Joseph Stalin loomed large over this BBC Symphony Orchestra programme. Indeed, the concert originally bore the title “Shostakovich in the Shadow of Stalin” until the BBC wimped out and changed it to the less memorable “John Storgårds conducts music by Gubaidulina, Mussorgsky and Shostakovich”. A concert featuring composers who expressed resistance to dictatorial rule through their music, even when seeming to toe the party line, is sadly still pertinent today when what artists say – or don’t say – can land them in hot political water.
“A Soviet artist's creative response to justified criticism,” is how Shostakovich’s Fifth Symphony was described – reportedly by the composer, but “fake news” is nothing new – in a Moscow newspaper just before its 1937 premiere. That “justified criticism” had been the attack in Pravda, seemingly initiated by Stalin himself, on Shostakovich’s opera, Lady Macbeth of Mtsensk. The Fifth Symphony was the composer’s artistic rehabilitation, bending to official demands – at least on the surface.
Although the noisy finale seems to proclaim the triumph of socialism, audiences and commentators detected an act of resistance. In Solomon Volkov’s book Testimony, Shostakovich himself – allegedly – likened that finale to the forced rejoicing of the masses in Mussorgsky’s opera Boris Godunov. “It's as if someone were beating you with a stick and saying, ‘Your business is rejoicing, your business is rejoicing’, and you rise, shaky, and go marching off, muttering, ‘Our business is rejoicing, our business is rejoicing.’”

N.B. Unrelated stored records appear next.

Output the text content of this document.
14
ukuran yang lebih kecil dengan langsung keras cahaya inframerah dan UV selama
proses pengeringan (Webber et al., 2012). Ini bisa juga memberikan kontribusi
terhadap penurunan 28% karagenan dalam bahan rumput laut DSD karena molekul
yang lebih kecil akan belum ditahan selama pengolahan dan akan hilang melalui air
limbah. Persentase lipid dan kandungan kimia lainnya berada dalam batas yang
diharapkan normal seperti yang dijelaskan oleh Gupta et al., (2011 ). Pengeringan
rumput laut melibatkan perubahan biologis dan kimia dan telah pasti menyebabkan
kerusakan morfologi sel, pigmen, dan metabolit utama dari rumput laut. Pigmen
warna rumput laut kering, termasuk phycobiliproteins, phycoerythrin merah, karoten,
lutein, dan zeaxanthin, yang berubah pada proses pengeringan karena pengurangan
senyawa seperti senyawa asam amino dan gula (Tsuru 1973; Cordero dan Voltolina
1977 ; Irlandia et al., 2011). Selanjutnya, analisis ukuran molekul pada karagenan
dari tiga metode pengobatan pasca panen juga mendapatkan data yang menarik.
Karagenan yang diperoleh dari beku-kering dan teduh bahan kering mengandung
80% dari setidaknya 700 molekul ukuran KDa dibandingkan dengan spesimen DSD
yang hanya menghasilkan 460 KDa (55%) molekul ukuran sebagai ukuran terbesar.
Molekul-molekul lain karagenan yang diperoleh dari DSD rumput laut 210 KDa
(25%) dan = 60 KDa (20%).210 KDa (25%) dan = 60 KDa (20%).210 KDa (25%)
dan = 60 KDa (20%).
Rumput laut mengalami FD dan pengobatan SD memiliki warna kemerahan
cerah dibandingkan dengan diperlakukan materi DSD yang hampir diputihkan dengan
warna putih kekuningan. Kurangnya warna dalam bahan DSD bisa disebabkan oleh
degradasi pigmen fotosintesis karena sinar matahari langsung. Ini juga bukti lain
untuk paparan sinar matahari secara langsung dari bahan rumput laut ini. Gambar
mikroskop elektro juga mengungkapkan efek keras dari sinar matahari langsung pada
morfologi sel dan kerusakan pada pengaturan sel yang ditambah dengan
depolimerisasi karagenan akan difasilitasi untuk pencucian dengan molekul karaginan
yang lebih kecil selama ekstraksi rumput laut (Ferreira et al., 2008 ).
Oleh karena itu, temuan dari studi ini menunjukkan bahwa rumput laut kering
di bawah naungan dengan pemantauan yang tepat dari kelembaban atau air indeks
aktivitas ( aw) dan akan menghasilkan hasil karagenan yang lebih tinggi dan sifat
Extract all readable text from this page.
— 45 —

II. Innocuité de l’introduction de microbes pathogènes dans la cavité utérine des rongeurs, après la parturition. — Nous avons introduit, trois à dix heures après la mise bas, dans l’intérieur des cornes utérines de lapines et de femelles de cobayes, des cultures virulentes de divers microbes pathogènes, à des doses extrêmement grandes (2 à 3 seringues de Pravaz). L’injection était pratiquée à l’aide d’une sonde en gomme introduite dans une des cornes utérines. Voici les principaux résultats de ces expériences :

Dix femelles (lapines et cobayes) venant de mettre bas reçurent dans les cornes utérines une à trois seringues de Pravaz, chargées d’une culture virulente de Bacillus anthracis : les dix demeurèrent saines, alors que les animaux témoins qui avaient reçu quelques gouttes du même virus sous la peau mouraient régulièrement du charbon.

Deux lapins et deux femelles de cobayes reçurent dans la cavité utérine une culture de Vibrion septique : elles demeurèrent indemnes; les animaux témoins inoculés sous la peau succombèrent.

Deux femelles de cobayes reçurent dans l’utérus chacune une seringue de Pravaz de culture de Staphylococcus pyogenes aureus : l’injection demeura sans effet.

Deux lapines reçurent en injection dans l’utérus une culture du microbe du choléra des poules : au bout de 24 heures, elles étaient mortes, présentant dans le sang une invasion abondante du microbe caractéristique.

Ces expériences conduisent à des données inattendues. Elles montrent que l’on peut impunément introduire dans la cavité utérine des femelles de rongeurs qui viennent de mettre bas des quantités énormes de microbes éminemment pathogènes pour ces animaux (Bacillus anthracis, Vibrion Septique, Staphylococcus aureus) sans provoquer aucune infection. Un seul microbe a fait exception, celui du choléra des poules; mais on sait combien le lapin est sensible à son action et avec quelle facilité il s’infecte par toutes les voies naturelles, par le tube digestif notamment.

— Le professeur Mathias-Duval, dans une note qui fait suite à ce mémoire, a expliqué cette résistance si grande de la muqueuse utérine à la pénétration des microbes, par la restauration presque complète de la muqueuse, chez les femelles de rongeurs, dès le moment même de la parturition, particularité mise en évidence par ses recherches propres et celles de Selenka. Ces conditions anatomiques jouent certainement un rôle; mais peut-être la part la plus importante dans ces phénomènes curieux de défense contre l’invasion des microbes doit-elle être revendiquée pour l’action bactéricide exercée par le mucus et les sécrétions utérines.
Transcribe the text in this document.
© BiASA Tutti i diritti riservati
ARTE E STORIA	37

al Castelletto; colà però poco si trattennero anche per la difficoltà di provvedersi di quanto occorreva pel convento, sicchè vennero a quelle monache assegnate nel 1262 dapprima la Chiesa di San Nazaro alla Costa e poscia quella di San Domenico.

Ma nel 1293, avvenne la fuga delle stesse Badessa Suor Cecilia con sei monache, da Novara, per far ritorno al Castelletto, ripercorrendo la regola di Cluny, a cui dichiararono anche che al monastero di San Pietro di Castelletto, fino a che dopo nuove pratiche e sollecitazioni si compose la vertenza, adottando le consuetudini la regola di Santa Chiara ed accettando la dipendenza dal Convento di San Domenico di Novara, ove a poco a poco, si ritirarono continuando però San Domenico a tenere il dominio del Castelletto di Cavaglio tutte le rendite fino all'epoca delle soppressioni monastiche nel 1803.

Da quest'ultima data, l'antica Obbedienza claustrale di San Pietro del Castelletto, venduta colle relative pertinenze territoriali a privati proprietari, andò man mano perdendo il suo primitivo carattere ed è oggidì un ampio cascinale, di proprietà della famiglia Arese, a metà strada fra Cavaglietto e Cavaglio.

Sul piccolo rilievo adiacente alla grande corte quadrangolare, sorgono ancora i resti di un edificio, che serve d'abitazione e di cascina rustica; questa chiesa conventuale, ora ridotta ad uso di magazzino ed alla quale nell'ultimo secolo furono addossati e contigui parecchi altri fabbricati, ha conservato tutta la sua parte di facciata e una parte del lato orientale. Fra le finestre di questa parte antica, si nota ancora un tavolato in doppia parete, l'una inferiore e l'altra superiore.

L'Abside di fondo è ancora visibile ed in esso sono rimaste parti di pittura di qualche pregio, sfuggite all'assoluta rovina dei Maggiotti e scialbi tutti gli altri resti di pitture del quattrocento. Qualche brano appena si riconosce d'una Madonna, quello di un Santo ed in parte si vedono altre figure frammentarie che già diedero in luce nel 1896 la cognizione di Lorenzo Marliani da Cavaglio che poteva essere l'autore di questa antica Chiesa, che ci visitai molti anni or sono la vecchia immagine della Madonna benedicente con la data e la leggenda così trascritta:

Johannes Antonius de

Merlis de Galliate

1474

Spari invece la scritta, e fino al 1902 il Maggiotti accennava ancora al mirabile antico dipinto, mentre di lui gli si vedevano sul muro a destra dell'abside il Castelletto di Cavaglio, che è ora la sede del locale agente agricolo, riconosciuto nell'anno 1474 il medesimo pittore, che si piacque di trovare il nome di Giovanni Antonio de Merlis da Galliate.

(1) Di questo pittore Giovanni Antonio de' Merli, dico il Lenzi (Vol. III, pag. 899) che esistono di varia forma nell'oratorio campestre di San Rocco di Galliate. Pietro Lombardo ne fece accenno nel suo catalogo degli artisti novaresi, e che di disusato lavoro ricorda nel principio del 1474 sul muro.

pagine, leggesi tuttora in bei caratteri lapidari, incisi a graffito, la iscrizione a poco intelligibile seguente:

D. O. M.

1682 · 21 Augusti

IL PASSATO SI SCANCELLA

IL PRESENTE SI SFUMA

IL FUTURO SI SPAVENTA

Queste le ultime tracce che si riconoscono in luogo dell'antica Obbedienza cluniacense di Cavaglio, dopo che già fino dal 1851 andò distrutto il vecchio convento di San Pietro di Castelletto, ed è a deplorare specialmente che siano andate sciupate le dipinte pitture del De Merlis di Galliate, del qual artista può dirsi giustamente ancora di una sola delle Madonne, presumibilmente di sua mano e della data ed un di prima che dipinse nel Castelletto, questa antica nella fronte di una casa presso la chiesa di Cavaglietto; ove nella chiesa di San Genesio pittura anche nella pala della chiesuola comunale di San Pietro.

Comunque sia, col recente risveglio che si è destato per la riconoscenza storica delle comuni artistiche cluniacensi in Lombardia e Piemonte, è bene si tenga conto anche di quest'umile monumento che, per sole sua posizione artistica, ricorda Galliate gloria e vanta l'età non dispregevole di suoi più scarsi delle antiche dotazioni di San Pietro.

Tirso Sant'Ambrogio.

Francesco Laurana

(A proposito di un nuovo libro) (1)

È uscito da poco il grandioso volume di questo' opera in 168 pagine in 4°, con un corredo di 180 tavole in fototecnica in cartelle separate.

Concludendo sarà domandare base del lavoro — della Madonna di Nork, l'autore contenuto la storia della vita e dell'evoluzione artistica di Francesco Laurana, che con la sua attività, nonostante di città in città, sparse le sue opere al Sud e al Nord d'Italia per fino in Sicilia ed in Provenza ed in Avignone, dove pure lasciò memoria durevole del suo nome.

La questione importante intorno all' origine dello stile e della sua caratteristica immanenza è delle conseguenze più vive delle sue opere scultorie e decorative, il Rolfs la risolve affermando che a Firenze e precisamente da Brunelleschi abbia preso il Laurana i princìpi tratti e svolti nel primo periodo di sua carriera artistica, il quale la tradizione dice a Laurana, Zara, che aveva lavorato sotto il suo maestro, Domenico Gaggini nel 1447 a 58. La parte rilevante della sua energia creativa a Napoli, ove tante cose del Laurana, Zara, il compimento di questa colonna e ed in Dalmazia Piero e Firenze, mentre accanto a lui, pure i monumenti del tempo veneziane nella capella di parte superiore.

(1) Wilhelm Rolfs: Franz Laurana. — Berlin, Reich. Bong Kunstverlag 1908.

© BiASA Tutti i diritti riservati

Storgårds, replacing fellow Finnish conductor Eva Ollikainen who sustained an ankle injury, is a fine conductor of Shostakovich, demonstrated in a searing Eleventh with the BBC Philharmonic at the Proms in 2019. At its best, this Fifth flexed its muscles defiantly. The first movement was unhurried and ponderous until Storgårds’ accelerando that ran into the snare drum invasion. Cellos and double basses snarled at the start of the Allegretto – the sardonic mood not always maintained – and the icy mood of Largo brought Sibelius to mind, especially Tom Blomfield’s desolate oboe solo. Occasionally, though, tension sagged. That enforced rejoicing in the finale needed more teeth which, thankfully, the percussion and brass eventually supplied in bombastic coda, a crowd pleaser that even satisfied the authorities.